Karakterisasi unik dan interaksi diantara mereka menjadi daya tarik yang selalu terasa segar. Takashi yang berusaha keras menjadi ayah terbaik, Matsuko yang selalu malas, Shige yang bermulut pedas sekaligus yang paling "kuat", Noboru dengan konflik usia remaja, sampai Nonoko yang termuda tapi di beberapa kesempatan justru tampak sebagai yang paling "normal" semuanya berjalan selaras, sebagaimana sebuah keluarga yang terdiri dari individu berbeda-beda tapi harus saling melengkapi. Mereka saling bertengkar, berbeda pendapat, tapi dibalik semua itu kita tahu bahwa mereka saling menyayangi. Perasaan itulah yang memberikan hati, menciptakan kehangatan bagi film ini. Isao Takahata sukses mengembalikan memori indah tentang betapa bahagianya suatu keluarga yang berkumpul bersama. Kebahagiaan sederhana yang bisa didapat meski hanya lewat tertawa bersama, makan bersama, atau bahkan saling berdebat. 
Simpel tapi imajinatif. Hal itu terpampang jelas dari bagaimana Isao Takahata mengemas cerita dan aspek visualnya. Bagi saya, keberhasilan mengemas cerita dengan konsep sederhana yang justru sering terlewatkan oleh observasi banyak orang sama imajinatifnya dengan sajian high concept. Visualnya sendiri terkesan begitu sederhana dengan pewarnaan ala cat air penuh warna lembut yang tidak penuh mengisi layar. Tapi di beberapa bagian, Isao Takahata juga menyempatkan diri untuk menampilkan kemeriahan seperti yang terlihat pada pembuka sekaligus penutup film ini. Meriah dan lagi-lagi imajinatif saat keindahan fantasi melebur dengan realisme kuat, menciptakan keindahan sureal penuh filosofi puitis. 

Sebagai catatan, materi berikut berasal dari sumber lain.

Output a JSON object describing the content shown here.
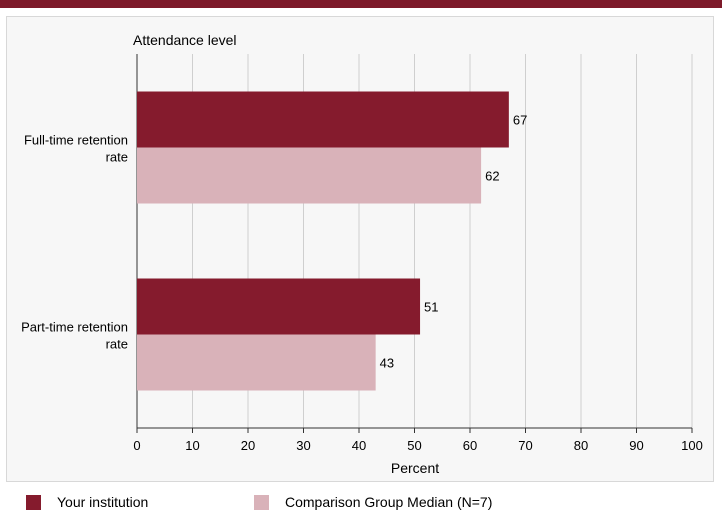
{
  "chart_data": {
    "type": "bar",
    "orientation": "horizontal",
    "title": "Attendance level",
    "categories": [
      "Full-time retention rate",
      "Part-time retention rate"
    ],
    "category_lines": [
      [
        "Full-time retention",
        "rate"
      ],
      [
        "Part-time retention",
        "rate"
      ]
    ],
    "series": [
      {
        "name": "Your institution",
        "values": [
          67,
          51
        ],
        "color": "#851b2d"
      },
      {
        "name": "Comparison Group Median (N=7)",
        "values": [
          62,
          43
        ],
        "color": "#d9b2b9"
      }
    ],
    "xlabel": "Percent",
    "xlim": [
      0,
      100
    ],
    "xticks": [
      0,
      10,
      20,
      30,
      40,
      50,
      60,
      70,
      80,
      90,
      100
    ],
    "grid": true,
    "legend": "bottom"
  }
}
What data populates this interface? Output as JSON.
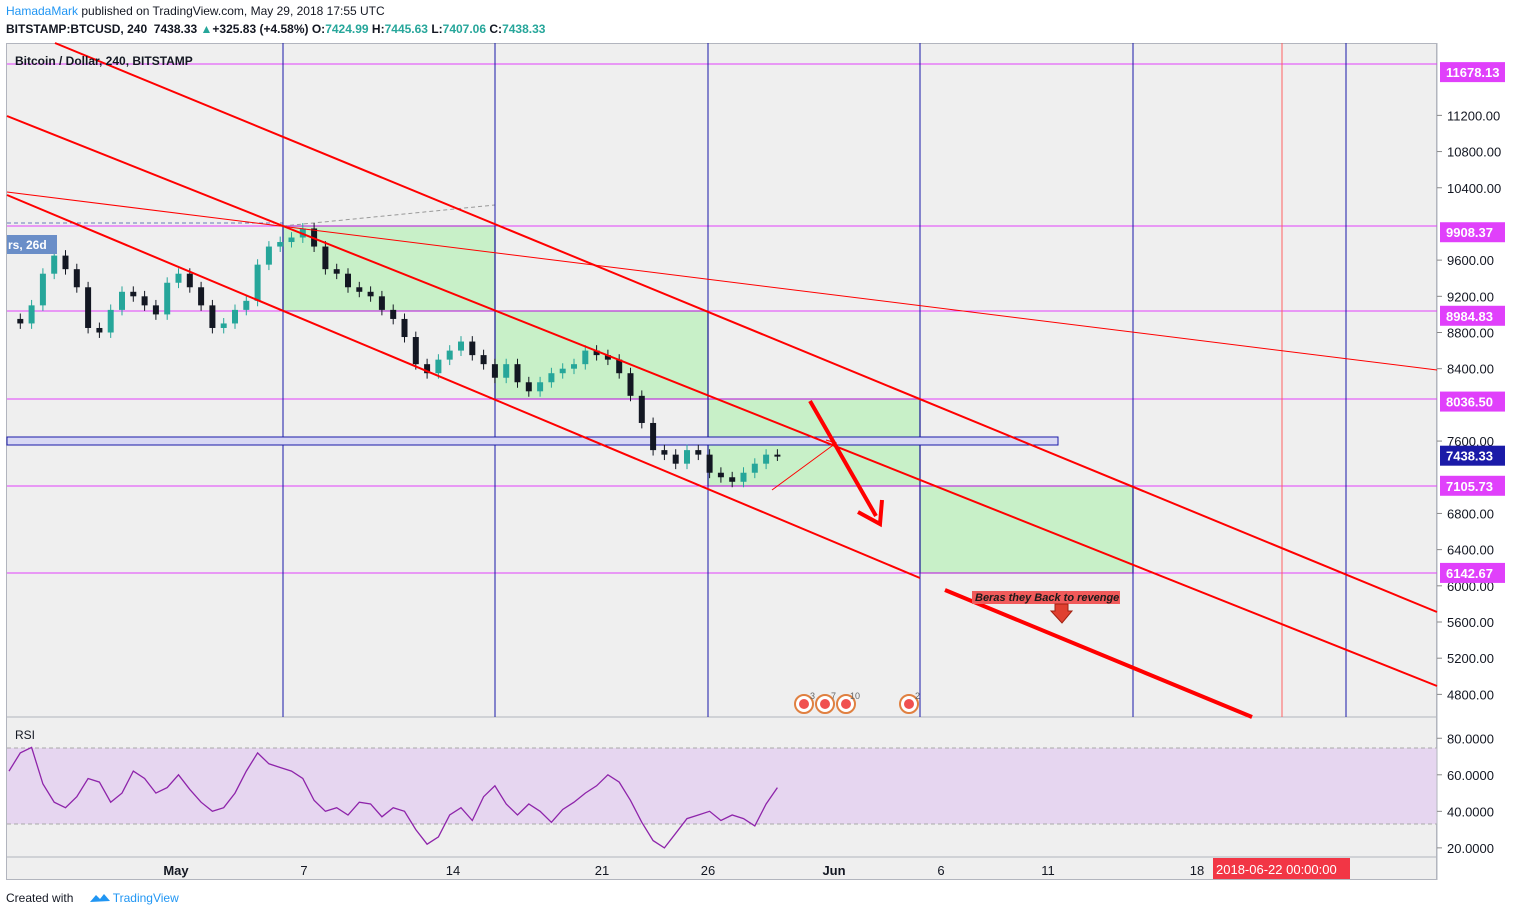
{
  "header": {
    "publisher": "HamadaMark",
    "published_text": "published on TradingView.com, May 29, 2018 17:55 UTC",
    "symbol": "BITSTAMP:BTCUSD, 240",
    "last": "7438.33",
    "change": "+325.83 (+4.58%)",
    "o_label": "O:",
    "o": "7424.99",
    "h_label": "H:",
    "h": "7445.63",
    "l_label": "L:",
    "l": "7407.06",
    "c_label": "C:",
    "c": "7438.33"
  },
  "chart_title": "Bitcoin / Dollar, 240, BITSTAMP",
  "left_label": "rs, 26d",
  "rsi_label": "RSI",
  "annotation": "Beras they Back to revenge",
  "footer": {
    "created_with": "Created with",
    "brand": "TradingView"
  },
  "colors": {
    "magenta": "#e040fb",
    "red": "#ff0000",
    "blue": "#1a1aa8",
    "green_box": "#c8f0c8",
    "rsi_band": "#e6d6f0"
  },
  "events": [
    "3",
    "7",
    "10",
    "2"
  ],
  "chart_data": [
    {
      "type": "line",
      "title": "Bitcoin / Dollar, 240, BITSTAMP",
      "ylim": [
        4550,
        12000
      ],
      "y_ticks": [
        "11200.00",
        "10800.00",
        "10400.00",
        "9600.00",
        "9200.00",
        "8800.00",
        "8400.00",
        "7600.00",
        "6800.00",
        "6400.00",
        "6000.00",
        "5600.00",
        "5200.00",
        "4800.00"
      ],
      "price_labels": [
        {
          "value": 11678.13,
          "label": "11678.13",
          "color": "#e040fb"
        },
        {
          "value": 9908.37,
          "label": "9908.37",
          "color": "#e040fb"
        },
        {
          "value": 8984.83,
          "label": "8984.83",
          "color": "#e040fb"
        },
        {
          "value": 8036.5,
          "label": "8036.50",
          "color": "#e040fb"
        },
        {
          "value": 7438.33,
          "label": "7438.33",
          "color": "#1a1aa8"
        },
        {
          "value": 7105.73,
          "label": "7105.73",
          "color": "#e040fb"
        },
        {
          "value": 6142.67,
          "label": "6142.67",
          "color": "#e040fb"
        }
      ],
      "x_ticks": [
        "May",
        "7",
        "14",
        "21",
        "26",
        "Jun",
        "6",
        "11",
        "18"
      ],
      "date_label": "2018-06-22 00:00:00",
      "x_day_range": [
        26,
        57
      ],
      "series": [
        {
          "x": [
            26.0,
            26.5,
            27.0,
            27.5,
            28.0,
            28.5,
            29.0,
            29.5,
            30.0,
            30.5,
            31.0,
            31.5,
            32.0,
            32.5,
            33.0,
            33.5,
            34.0,
            34.5,
            35.0,
            35.5,
            36.0,
            36.5,
            37.0,
            37.5,
            38.0,
            38.5,
            39.0,
            39.5,
            40.0,
            40.5,
            41.0,
            41.5,
            42.0,
            42.5,
            43.0,
            43.5,
            44.0,
            44.5,
            45.0,
            45.5,
            46.0,
            46.5,
            47.0,
            47.5,
            48.0,
            48.5,
            49.0,
            49.5,
            50.0,
            50.5,
            51.0,
            51.5,
            52.0,
            52.5,
            53.0,
            53.5,
            54.0,
            54.5,
            55.0,
            55.5,
            56.0,
            56.5,
            57.0,
            57.5,
            58.0,
            58.5,
            59.0,
            59.5,
            60.0
          ],
          "values": [
            8950,
            8900,
            9100,
            9450,
            9650,
            9500,
            9300,
            8850,
            8800,
            9050,
            9250,
            9200,
            9100,
            9000,
            9350,
            9450,
            9300,
            9100,
            8850,
            8900,
            9050,
            9150,
            9550,
            9750,
            9800,
            9850,
            9950,
            9750,
            9500,
            9450,
            9300,
            9250,
            9200,
            9050,
            8950,
            8750,
            8450,
            8350,
            8500,
            8600,
            8700,
            8550,
            8450,
            8300,
            8450,
            8250,
            8150,
            8250,
            8350,
            8400,
            8450,
            8600,
            8550,
            8500,
            8350,
            8100,
            7800,
            7500,
            7450,
            7350,
            7500,
            7450,
            7250,
            7200,
            7150,
            7250,
            7350,
            7450,
            7440
          ]
        }
      ]
    },
    {
      "type": "line",
      "title": "RSI",
      "ylim": [
        15,
        90
      ],
      "y_ticks": [
        "80.0000",
        "60.0000",
        "40.0000",
        "20.0000"
      ],
      "bands": [
        30,
        70
      ],
      "series": [
        {
          "x": [
            26.0,
            26.5,
            27.0,
            27.5,
            28.0,
            28.5,
            29.0,
            29.5,
            30.0,
            30.5,
            31.0,
            31.5,
            32.0,
            32.5,
            33.0,
            33.5,
            34.0,
            34.5,
            35.0,
            35.5,
            36.0,
            36.5,
            37.0,
            37.5,
            38.0,
            38.5,
            39.0,
            39.5,
            40.0,
            40.5,
            41.0,
            41.5,
            42.0,
            42.5,
            43.0,
            43.5,
            44.0,
            44.5,
            45.0,
            45.5,
            46.0,
            46.5,
            47.0,
            47.5,
            48.0,
            48.5,
            49.0,
            49.5,
            50.0,
            50.5,
            51.0,
            51.5,
            52.0,
            52.5,
            53.0,
            53.5,
            54.0,
            54.5,
            55.0,
            55.5,
            56.0,
            56.5,
            57.0,
            57.5,
            58.0,
            58.5,
            59.0,
            59.5,
            60.0
          ],
          "values": [
            62,
            72,
            75,
            55,
            45,
            42,
            48,
            58,
            56,
            45,
            50,
            62,
            58,
            50,
            53,
            60,
            52,
            45,
            40,
            42,
            50,
            62,
            72,
            66,
            64,
            62,
            58,
            46,
            40,
            42,
            38,
            45,
            44,
            37,
            42,
            40,
            30,
            22,
            26,
            38,
            42,
            35,
            48,
            54,
            44,
            38,
            44,
            40,
            34,
            41,
            45,
            50,
            54,
            60,
            56,
            46,
            34,
            24,
            20,
            28,
            36,
            38,
            40,
            35,
            38,
            36,
            32,
            44,
            53
          ]
        }
      ]
    }
  ]
}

My Neighbors the Yamada bukannya tanpa kelemahan. Sketsa demi sketsanya memang menyenangkan diikuti, tapi bagi saya film ini tetap lebih cocok sebagai seria animasi dengan durasi 20-30 menit daripada film panjang 100 menit. Memang terasa hangat, tapi tidak ada kedalaman lebih yang bisa membuat saya tersentuh dengan drama keluarganya. Itulah kenapa film ini tidak bisa disejajarkan dengan sajian terbaik Ghibli, bahkan bagi Isao Takahata sendiri ini bukanlah yang terbaik. Tapi biarpun seperti itu, My Neighbors the Yamadas adalah tipikal film menyenangkan yang akan membuat tiap penontonnya dengan senang hati mengunjungi kembali keluarga Yamada dengan segala keunikan mereka dikala waktu senggang.